Harrison asked, “What issues can you raise?”

“Many,” Raquel said, “and they stem from the first hours after the tragic killing of Brad Richardson. First, with no concrete evidence-no eyewitnesses, no tell-tale traces of anything at the crime scene-they hunted down Juan Suarez. They did this solely on the say-so of Joan Richardson. The rich, powerful, profoundly troubled, and lying Joan Richardson. The prosecution never looked for another person. And, in fact, as you saw in the courtroom, the DA’s office succeeded in doing all it could to prevent the jury from hearing about all the other people who surrounded Brad Richardson at the time of his death.”

Another voice, deeper in the crowd, asked, “What else?”

“The government’s staggering misconduct, and the court’s willingness to condone it. We know that Juan Suarez did not steal anything, we know that two rogue detectives did, and we know that the jury was prevented in the courtroom from hearing anything about that.

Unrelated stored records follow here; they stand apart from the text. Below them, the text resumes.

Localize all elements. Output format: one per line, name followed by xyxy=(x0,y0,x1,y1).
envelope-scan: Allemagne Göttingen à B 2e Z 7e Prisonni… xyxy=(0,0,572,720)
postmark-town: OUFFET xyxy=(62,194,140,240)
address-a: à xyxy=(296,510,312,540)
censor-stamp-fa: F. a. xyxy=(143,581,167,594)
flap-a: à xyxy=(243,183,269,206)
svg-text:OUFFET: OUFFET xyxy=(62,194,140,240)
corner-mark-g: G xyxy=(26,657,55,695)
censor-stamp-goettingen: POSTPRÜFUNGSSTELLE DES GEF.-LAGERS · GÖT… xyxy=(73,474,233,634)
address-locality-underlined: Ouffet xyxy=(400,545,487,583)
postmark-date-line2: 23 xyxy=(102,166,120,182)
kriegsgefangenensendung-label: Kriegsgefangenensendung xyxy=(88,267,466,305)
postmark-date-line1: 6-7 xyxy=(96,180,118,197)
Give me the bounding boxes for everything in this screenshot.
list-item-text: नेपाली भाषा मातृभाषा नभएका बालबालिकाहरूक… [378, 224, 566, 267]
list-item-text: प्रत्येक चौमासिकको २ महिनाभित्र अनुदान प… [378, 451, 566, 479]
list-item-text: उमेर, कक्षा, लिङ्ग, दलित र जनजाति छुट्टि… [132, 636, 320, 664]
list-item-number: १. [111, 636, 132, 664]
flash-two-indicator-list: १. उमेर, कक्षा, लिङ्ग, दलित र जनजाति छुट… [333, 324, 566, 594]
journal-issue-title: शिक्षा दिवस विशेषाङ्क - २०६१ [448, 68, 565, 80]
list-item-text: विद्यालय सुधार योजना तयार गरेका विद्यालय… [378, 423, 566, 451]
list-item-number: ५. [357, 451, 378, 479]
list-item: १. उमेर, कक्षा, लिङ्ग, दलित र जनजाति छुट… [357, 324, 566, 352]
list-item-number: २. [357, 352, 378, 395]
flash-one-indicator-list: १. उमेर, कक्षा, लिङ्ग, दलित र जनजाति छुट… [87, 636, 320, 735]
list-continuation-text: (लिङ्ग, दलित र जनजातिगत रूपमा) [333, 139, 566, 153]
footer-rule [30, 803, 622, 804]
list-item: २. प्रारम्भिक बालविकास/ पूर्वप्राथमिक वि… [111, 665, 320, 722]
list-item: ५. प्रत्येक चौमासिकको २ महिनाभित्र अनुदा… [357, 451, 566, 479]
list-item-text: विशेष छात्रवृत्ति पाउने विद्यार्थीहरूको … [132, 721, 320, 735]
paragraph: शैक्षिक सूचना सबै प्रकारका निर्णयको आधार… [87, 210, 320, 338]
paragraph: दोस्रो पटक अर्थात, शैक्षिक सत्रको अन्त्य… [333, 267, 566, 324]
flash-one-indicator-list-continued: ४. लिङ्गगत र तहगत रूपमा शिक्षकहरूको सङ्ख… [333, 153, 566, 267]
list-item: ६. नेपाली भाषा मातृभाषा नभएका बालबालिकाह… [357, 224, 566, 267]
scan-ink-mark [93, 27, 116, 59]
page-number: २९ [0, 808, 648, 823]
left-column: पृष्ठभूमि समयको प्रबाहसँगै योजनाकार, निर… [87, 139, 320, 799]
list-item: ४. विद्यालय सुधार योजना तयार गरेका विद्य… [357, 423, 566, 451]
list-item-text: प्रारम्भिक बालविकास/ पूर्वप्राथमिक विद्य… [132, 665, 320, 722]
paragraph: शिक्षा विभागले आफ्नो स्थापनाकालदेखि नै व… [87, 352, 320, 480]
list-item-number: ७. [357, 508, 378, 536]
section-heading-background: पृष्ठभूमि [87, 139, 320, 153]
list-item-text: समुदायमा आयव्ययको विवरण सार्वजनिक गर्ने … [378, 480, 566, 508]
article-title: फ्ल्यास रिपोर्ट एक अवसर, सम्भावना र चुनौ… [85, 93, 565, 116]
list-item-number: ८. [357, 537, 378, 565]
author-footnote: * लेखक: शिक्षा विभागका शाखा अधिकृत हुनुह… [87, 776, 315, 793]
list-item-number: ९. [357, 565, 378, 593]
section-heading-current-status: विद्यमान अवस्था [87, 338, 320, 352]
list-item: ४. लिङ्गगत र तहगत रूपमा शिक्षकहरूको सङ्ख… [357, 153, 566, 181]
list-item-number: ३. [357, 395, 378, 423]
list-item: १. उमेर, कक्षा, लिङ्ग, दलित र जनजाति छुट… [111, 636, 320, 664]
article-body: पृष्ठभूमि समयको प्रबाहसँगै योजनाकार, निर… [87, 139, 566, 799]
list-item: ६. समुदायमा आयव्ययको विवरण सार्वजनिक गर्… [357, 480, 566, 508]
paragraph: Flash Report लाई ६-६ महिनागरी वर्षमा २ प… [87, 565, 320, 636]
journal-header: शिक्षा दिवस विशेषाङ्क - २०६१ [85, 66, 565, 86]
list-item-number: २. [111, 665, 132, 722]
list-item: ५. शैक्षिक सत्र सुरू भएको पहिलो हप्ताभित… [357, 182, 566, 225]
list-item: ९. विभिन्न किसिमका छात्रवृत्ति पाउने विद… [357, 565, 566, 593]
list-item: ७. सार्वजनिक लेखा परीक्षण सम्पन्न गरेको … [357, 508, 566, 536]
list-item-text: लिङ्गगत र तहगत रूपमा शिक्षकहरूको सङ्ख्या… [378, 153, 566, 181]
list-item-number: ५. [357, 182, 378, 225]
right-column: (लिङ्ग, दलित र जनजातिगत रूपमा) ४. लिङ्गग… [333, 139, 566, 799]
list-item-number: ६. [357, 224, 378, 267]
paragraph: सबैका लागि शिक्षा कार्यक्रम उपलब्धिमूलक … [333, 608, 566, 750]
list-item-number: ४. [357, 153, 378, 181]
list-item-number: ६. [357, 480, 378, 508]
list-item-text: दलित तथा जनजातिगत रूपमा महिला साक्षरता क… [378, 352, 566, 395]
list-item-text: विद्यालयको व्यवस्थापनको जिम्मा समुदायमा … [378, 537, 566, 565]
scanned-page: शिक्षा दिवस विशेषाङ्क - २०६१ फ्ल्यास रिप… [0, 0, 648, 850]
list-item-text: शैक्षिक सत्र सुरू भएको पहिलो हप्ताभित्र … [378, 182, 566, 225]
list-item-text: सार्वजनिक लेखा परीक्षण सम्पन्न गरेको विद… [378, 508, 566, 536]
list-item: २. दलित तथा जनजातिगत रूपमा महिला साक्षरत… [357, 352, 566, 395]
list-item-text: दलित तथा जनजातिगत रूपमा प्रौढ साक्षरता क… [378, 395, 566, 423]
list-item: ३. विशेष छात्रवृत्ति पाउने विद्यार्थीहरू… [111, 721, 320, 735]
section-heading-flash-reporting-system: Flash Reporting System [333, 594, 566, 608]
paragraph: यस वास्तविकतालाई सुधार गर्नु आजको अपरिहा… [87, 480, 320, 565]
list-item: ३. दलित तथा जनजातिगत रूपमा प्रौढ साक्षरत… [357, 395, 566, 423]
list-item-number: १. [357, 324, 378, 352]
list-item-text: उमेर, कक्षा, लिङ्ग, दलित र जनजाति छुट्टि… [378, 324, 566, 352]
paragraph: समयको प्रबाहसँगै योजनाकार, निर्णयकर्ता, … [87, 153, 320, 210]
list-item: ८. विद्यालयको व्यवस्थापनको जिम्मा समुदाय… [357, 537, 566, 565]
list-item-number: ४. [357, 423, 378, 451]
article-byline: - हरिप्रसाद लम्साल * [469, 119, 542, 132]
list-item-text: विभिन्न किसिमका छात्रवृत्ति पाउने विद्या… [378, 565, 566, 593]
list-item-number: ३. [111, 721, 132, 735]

“We also know that an honorable woman, a person of integrity, came forward to tell us extremely troubling information about how her forensic work was thwarted and then was silenced. I understand that even now she is the victim of retaliation, placed on involuntary leave without pay.

“This trial is Alabama justice in the 1930s, not a fair trial in the America of the twenty-first century.”

Raquel Rematti knew that her critical words, broadcast to the world, would end in disciplinary proceedings that could result in revoking her law license. Lawyers lived in a feudal regime: they weren’t supposed to say what they truly believed about prosecutors or judges, they were expected to keep in line with an unwritten set of standards controlling what it was permissible to say about the system. There were serious costs to violating the code of silence.

Raquel wasn’t concerned about these costs.

Another voice rang out: “Where is your client now?”

“He is being returned to the detention center in Riverhead where he has been held in deplorable conditions for months.”

“Can you say something about that? Why deplorable?”

“Not only has his treatment been harsh, he has been assaulted by prisoners acting, we believe, at the direction of a Mexican drug lord, Oscar Caliente, whose inexplicable contacts with Brad Richardson I was not allowed to explore. The prison staff did nothing to stop the deadly attack. And then they prepared a report that was not just a whitewash. It was a fabrication.”

“What was your client’s reaction to the verdict?”

No one in all her years of practice had ever asked that question. “Thank you, I want to address that. Prosecutors, judges, the public-and you in the media-never see criminal defendants as men and women, as people who have feelings, fears, hopes, thoughts, love for their children and others. Instead you see all of them as evil-doers.”

She stopped briefly when someone, a heckler, shouted, “Come on, lady, cut the bullshit.”

“Juan Suarez is human. When he heard the verdict, he was very disappointed, he continues to assert his own innocence-and I fully agree with him-on the accusation that he killed Brad Richardson. But Juan Suarez is also a stoic. He’s never once raged at the racism that brought about this prosecution. He’s never once complained about the unfairness of the trial. He is now what he always has been: patient, decent, and respectful.”

Raquel Rematti began to turn away from the microphones when someone asked, “Can you comment about Theresa Bui, the woman who was killed at your house?”

“Theresa was a remarkable woman-intelligent, caring, attractive in every imaginable way. She was also growing into a great lawyer. She enriched my life. Now that this trial is over, I’m going to join her lovely family and join in their grief.”

“There’s information that you were the target, not Theresa. It that so?”

Raquel was already making her way through the dense crowd. Two microphones followed her. “If that’s so, then it would have been far better if I was the one who died.”

“What steps are you taking to protect yourself?”

Struggling steadily through the press of men and women, Raquel Rematti thought about the months of her cancer. She said: “I always pray for God’s will.”